ABSTRACT

This case study chapter evaluates the Russian economic influence in Bosnia and Herzegovina. Russian economic presence is concentrated in the Republika Srpska (RS) entity on the back of the close political ties established between the Kremlin and the Republic’s President and former Prime Minister, Milorad Dodik. Russia has consistently been the largest foreign investor in the entity and the fourth largest in Bosnia and Herzegovina as a whole over the 2005–2016 period. Meanwhile, the Russian corporate footprint in RS is concentrated in just five companies, which, however, are all in the energy, banking, and pharmaceutical sectors, encompassing a significant part of the regional economy’s value-added.
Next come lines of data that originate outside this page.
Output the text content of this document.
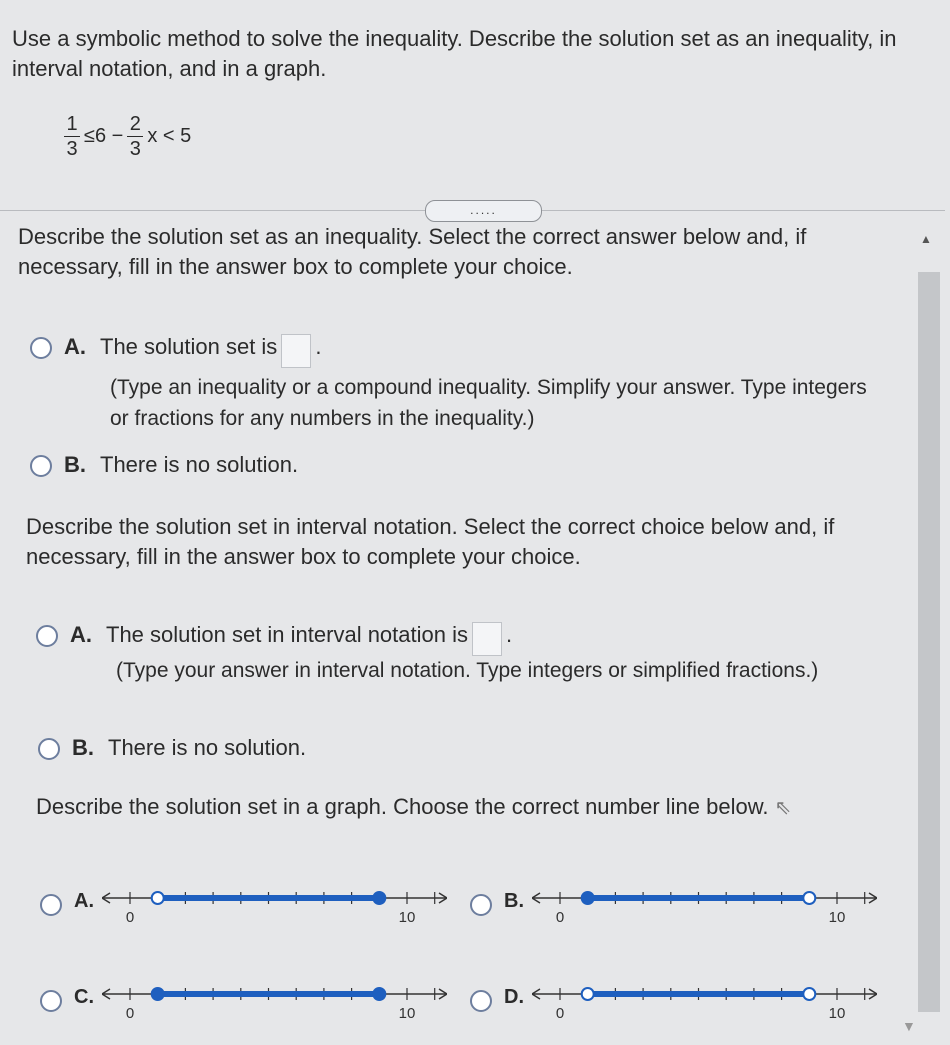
Use a symbolic method to solve the inequality. Describe the solution set as an inequality, in interval notation, and in a graph.
$\frac{1}{3} \le 6 - \frac{2}{3}$ x < 5
.....
▲
▼
Describe the solution set as an inequality. Select the correct answer below and, if necessary, fill in the answer box to complete your choice.
A. The solution set is .
(Type an inequality or a compound inequality. Simplify your answer. Type integers or fractions for any numbers in the inequality.)
B. There is no solution.
Describe the solution set in interval notation. Select the correct choice below and, if necessary, fill in the answer box to complete your choice.
A. The solution set in interval notation is .
(Type your answer in interval notation. Type integers or simplified fractions.)
B. There is no solution.
Describe the solution set in a graph. Choose the correct number line below. ⇖
A.
0	10
B.
0	10
C.
0	10
D.
0	10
Also, Bosnia and Herzegovina is 100% dependent on Russian gas supply, and Russian companies control the country’s two refineries – both located in the RS entity. Thus, by nurturing the quasi-authoritarian government of RS politically, financially, and economically, Russia has enhanced its ability to influence the entity’s institutions, which has bottlenecked the decision-making process on the central level and derailed Bosnia and Herzegovina’s integration in NATO and the EU. Russian influence through state capture is facilitated by internal factors, such as high levels of corruption, fragmented decision-making, and complex inter-ethnic political balances.